Detection Methods for CVE-2024-41922
Indicators of Compromise
- HTTP requests to Anka Build Cloud log download URLs containing ../, ..%2f, or encoded traversal sequences in query or path parameters
- Outbound responses from the controller containing contents of files outside the configured log directory, such as /etc/passwd, SSH keys, or anka configuration files
- Unauthenticated requests to log endpoints from unexpected source IP addresses
Detection Strategies
- Inspect controller access logs for path traversal patterns targeting the log download route on port used by the Anka Build Cloud web UI
- Deploy web application firewall rules that block traversal sequences and double-encoded variants on the controller endpoints
- Correlate unauthenticated log endpoint access with subsequent reads of large or unusual file sizes returned by the controller
Monitoring Recommendations
- Centralize Anka Build Cloud controller HTTP logs in a SIEM and alert on traversal indicators in URI paths
- Baseline normal log download activity and flag requests from non-administrator source addresses or outside maintenance windows
- Monitor host filesystem access by the controller process for reads outside the expected log directory tree
How to Mitigate CVE-2024-41922
Immediate Actions Required
- Restrict network access to the Anka Build Cloud controller so only trusted administrative networks can reach the HTTP service
- Upgrade Veertu Anka Build Cloud beyond version 1.42.0 once a fixed release is available from the vendor
- Rotate any credentials, API tokens, or keys stored on the controller host that may have been exposed through log download abuse
Patch Information
Review the Talos Intelligence advisory TALOS-2024-2061 and Veertu's release notes for fixed Anka Build Cloud versions.

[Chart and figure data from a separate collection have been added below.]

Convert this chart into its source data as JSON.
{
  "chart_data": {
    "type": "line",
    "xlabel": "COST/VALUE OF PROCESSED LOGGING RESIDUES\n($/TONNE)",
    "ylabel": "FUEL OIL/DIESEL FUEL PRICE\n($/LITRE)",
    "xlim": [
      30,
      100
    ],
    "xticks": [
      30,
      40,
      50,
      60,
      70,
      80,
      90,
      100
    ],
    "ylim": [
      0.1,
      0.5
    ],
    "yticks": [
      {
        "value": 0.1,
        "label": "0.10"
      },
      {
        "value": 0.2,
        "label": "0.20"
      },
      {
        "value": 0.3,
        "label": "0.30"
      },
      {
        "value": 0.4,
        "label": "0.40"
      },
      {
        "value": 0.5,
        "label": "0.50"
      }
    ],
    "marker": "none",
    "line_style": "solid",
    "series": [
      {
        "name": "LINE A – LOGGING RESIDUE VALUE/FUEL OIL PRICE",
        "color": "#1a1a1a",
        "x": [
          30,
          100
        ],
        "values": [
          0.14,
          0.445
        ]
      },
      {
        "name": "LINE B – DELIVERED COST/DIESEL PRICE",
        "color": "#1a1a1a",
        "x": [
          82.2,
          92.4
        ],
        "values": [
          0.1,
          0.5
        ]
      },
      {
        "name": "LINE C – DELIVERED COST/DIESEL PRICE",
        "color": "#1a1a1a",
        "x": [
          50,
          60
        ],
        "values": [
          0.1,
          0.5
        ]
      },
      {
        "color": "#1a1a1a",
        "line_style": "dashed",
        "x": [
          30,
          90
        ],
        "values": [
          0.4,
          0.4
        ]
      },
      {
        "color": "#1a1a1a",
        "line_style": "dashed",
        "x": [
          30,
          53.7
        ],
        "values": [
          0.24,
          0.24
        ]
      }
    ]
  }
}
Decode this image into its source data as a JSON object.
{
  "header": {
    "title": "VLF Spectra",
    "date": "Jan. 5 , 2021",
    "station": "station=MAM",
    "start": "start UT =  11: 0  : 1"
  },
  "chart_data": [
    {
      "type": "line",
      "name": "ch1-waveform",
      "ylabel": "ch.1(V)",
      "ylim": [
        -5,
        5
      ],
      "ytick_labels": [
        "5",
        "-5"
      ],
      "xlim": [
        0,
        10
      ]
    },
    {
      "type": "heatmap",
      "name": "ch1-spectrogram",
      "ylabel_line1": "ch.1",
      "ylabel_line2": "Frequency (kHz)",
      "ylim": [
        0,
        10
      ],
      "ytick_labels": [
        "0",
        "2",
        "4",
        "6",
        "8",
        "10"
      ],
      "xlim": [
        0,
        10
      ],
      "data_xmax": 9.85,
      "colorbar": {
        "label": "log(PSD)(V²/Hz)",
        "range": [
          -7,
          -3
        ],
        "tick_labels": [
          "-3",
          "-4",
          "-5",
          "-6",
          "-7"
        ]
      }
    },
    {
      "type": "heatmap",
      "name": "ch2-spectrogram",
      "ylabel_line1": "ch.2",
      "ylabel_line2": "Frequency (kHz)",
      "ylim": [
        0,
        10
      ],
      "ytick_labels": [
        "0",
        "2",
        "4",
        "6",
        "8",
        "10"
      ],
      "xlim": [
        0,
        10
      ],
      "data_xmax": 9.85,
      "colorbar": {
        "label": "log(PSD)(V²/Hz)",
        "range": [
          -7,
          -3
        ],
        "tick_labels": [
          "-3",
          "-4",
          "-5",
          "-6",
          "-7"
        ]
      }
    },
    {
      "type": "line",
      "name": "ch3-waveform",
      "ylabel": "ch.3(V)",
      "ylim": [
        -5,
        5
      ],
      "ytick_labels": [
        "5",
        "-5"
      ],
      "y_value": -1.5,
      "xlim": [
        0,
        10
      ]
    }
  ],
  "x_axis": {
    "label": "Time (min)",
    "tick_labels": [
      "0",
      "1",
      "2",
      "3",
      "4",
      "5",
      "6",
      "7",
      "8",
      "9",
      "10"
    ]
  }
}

Apply vendor-provided updates that add path canonicalization and authentication on the log download endpoint. After patching, verify the fix by issuing test requests containing traversal sequences and confirming the controller rejects them.
Workarounds
- Place the controller behind a reverse proxy or WAF that strips or blocks .., %2e%2e, and other traversal patterns in request URIs
- Enforce network-level access controls such as VPN, firewall allowlists, or zero-trust gateways in front of the controller
- Disable or restrict the log download functionality at the proxy layer until a patched release is deployed
# Example nginx reverse proxy rule blocking traversal sequences
location / {
if ($request_uri ~* "(\.\./|\.\.%2f|%2e%2e/|%2e%2e%2f)") {
return 403;
}
proxy_pass http://anka-controller-backend;
}
Disclaimer: This content was generated using AI. While we strive for accuracy, please verify critical information with official sources.